13 May 2015. Published by Adam Craggs, Partner

In our blog of 3 July 2014, we reported on the decision of the First-tier Tribunal ("FTT") in R, A and M Gardiner v HMRC[1].

Readers will recall that in that case, the FTT overturned penalties which HMRC had imposed on the appellants for negligently filing their returns. Please click here to read our previous blog.

Having succeeded in their substantive appeal, the appellants have now successfully applied for their costs against HMRC, pursuant to Rule 10(1)(b) of the Tribunal Rules, on the basis that HMRC had acted "unreasonably in bringing, defending or conducting" those proceedings[2].


The three appellants were husband, wife and son. They participated in tax planning arrangements and following the hearing of a test case[3], they accepted that the planning did not achieve the intended fiscal consequences and paid the additional tax claimed by HMRC. This was not sufficient for HMRC, who alleged that the appellants had negligently delivered incorrect returns and issued penalties against the appellants accordingly. The appellants' appeals against the penalties were allowed by the FTT, for the reasons referred to in our previous blog.

By way of summary:

1. HMRC had failed to fully particularise its allegations of negligence in support of the penalties it had imposed.

2. The negligence which HMRC did particularise was that the appellants ought to have realised that the tax avoidance scheme they had participated in had not been properly implemented.

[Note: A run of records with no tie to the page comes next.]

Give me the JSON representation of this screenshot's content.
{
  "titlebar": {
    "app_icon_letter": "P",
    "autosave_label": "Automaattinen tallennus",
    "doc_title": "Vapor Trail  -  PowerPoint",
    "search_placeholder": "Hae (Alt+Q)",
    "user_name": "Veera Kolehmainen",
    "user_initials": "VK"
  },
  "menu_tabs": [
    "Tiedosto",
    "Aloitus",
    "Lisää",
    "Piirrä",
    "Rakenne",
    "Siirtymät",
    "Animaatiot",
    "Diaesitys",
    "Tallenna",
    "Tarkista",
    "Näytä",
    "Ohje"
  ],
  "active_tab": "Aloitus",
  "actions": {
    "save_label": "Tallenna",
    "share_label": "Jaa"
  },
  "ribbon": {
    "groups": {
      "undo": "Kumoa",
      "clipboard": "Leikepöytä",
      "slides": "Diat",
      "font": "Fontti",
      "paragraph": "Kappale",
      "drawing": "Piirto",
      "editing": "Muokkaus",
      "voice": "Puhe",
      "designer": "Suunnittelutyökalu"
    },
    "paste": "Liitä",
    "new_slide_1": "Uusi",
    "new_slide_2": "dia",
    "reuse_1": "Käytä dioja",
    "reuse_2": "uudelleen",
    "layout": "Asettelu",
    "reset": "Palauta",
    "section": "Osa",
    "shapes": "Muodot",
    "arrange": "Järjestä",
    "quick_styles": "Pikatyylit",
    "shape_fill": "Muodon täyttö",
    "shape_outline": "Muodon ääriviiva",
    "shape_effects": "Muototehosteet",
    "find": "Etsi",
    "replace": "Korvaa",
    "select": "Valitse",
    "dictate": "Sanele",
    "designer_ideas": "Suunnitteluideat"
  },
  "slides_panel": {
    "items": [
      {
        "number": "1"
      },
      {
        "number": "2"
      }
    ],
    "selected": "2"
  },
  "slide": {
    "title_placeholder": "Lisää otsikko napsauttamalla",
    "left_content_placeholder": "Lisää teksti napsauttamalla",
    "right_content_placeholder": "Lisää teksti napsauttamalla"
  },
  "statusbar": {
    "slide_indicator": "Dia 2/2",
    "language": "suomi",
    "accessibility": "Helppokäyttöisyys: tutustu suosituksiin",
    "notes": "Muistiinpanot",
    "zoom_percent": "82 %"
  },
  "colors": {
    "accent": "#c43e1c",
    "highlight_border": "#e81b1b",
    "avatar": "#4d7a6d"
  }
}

3. HMRC had failed to adduce evidence in support of that allegation of negligence and had failed to establish a prima facie case of negligence.

FTT's decision

In granting the application for costs, the FTT said that HMRC had failed to produce evidence of its assertion that the appellants had been negligent in relation to the tax planning arrangements they had participated in. It was clear from the appellants' notice of appeal that they had put HMRC to strict proof of negligence and HMRC therefore had to adduce evidence if it wished to establish negligence on the part of the appellants. Without adducing such evidence, there was no prospect that HMRC would succeed at the original appeal hearing. In the opinion of the FTT, it was unreasonable conduct on the part of HMRC to defend the appellants' appeals without producing evidence to establish negligence on the part of the appellants. Accordingly, the FTT concluded that HMRC should pay the appellants' costs.


HMRC is often very quick to allege that taxpayers have negligently delivered an incorrect return and impose penalties, especially where taxpayers have participated in tax planning arrangements. The FTT has made it very clear that in such circumstances, HMRC must not only particularise its allegations of negligence - it is not sufficient to simply make a general assertion - it must also adduce sufficient evidence in support of that allegation. Failure to do so will not only lead to the taxpayer's appeal against the imposition of penalties succeeding, it is also likely to lead to an adverse costs order against HMRC under Rule 10(1)(b) of the Tribunal Rules.

[1] [2014] UKFTT 421 (TC).

[2] [2015] UKFTT 0115 (TC).

[3] Drummond v HMRC [2009] EWCA CIV 608.